Cowboy Carter Is Stadium Status This should’ve been obvious but just in case it wasn’t, you can have a great time at this show even if Beyonce’s latest album isn’t your favorite. It’s not like her Christmas halftime show, which exclusively showcased the new music; the enduring hits you’re looking for are in full effect here. But the 40-song setlist did reaffirm the case for Cowboy Carter in a pretty effective and successful way. Maybe it’s because of how new and fresh they were—“This is the first time I’ve sang these songs,” she announced at one point—but some of the CC ballads were among the most exciting parts of the night.

Stirring performances of “Alligator Tears” or “Just for Fun” should send anyone who’s been sleeping on those tracks back for a revisit. “Ya Ya,” “Sweet Honey Buckin,” “Bodyguard” and “II Hands II Heaven” legitimately rang off, the latter so much so that I still can’t believe how early in the night it came up, much less that it’s not the show closer. For anyone who doubted the efficacy of some of CC’s more album-cut-esque tracks, the show presents a firm urge to reconsider, or, less charitably, that you may have had B fucked up.

She also made sure to showcase the album’s musical range, and how reductive it is to even simply call it “country.” She got in her Remmick bag and busted out an Irish line-dance for “Riiverdance,” went full Italian opera showcasing “Daughter” by itself towards the night’s end, and brought out “Flamenco” dancers for the eponymous ballad, quietly one of the best tracks on the project.

Do Not Sleep On “My House” Including a new song with the Renaissance movie was a nice touch but in retrospect maybe it deserved more. Co-written and co-produced by Beyoncé’s ace The-Dream, it’s a banger that deftly switches from Texas candy-paint turn-up (complete with B doing a Bun B flow) into a ballroom heater.

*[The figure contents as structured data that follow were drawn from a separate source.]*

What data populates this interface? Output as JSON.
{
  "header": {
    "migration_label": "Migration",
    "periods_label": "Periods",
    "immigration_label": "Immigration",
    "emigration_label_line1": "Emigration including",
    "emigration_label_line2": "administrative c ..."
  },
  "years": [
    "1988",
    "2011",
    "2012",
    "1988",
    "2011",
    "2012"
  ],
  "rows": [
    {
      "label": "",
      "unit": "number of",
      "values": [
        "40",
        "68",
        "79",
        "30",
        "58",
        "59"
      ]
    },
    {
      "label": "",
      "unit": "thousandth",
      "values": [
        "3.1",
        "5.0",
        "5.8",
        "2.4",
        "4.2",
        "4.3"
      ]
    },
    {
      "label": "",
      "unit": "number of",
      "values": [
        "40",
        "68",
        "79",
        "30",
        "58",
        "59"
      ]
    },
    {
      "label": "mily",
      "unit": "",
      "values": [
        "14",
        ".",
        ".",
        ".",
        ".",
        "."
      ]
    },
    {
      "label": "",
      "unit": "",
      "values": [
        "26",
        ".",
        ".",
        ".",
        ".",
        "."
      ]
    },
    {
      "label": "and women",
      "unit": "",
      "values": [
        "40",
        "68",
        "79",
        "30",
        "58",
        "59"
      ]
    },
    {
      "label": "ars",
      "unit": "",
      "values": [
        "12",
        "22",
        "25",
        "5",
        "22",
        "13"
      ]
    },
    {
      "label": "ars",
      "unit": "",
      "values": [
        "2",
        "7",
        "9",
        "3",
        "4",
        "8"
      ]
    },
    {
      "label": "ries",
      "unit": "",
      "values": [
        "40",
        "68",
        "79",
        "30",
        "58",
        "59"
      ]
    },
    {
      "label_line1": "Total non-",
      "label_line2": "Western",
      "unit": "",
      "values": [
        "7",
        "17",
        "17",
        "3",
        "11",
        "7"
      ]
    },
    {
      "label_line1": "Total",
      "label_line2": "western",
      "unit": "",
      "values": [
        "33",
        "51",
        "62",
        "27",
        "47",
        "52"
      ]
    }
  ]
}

Notably it stood out as the only non-CC song she performed at her NFL Christmas halftime show, but it absolutely rang off last night as if it was on the Renaissance album proper.

Been Country: Early in the show, B dropped “Formation” and sang its central mission statement—“Earned all this money, but they’ll never take the country out me”— twice for added emphasis. If that’s too subtle, then the trucker hat merch emblazoned with BNCNTRY (which she wore herself later in the show) should make the implication crystal clear: think of Cowboy Carter what you wil—but don’t call it a switch-up. (The setlist itself did try to emphasize this with some actual subtlety with deft, career-spanning sequencing placing key classics alongside the newer songs as a sort of sonic throughline.)

She also kept her Texas roots alive and well with an extended Attack of the 50 Foot Woman cutscene scored to fellow Lone Star native’s BigXThaPlug’s “The Largest.” When I interviewed him in January, X told me if Beyoncé was keyed in enough to the Texas rap scene to shout out That Mexican OT, “then I guarantee Beyoncé knows me.”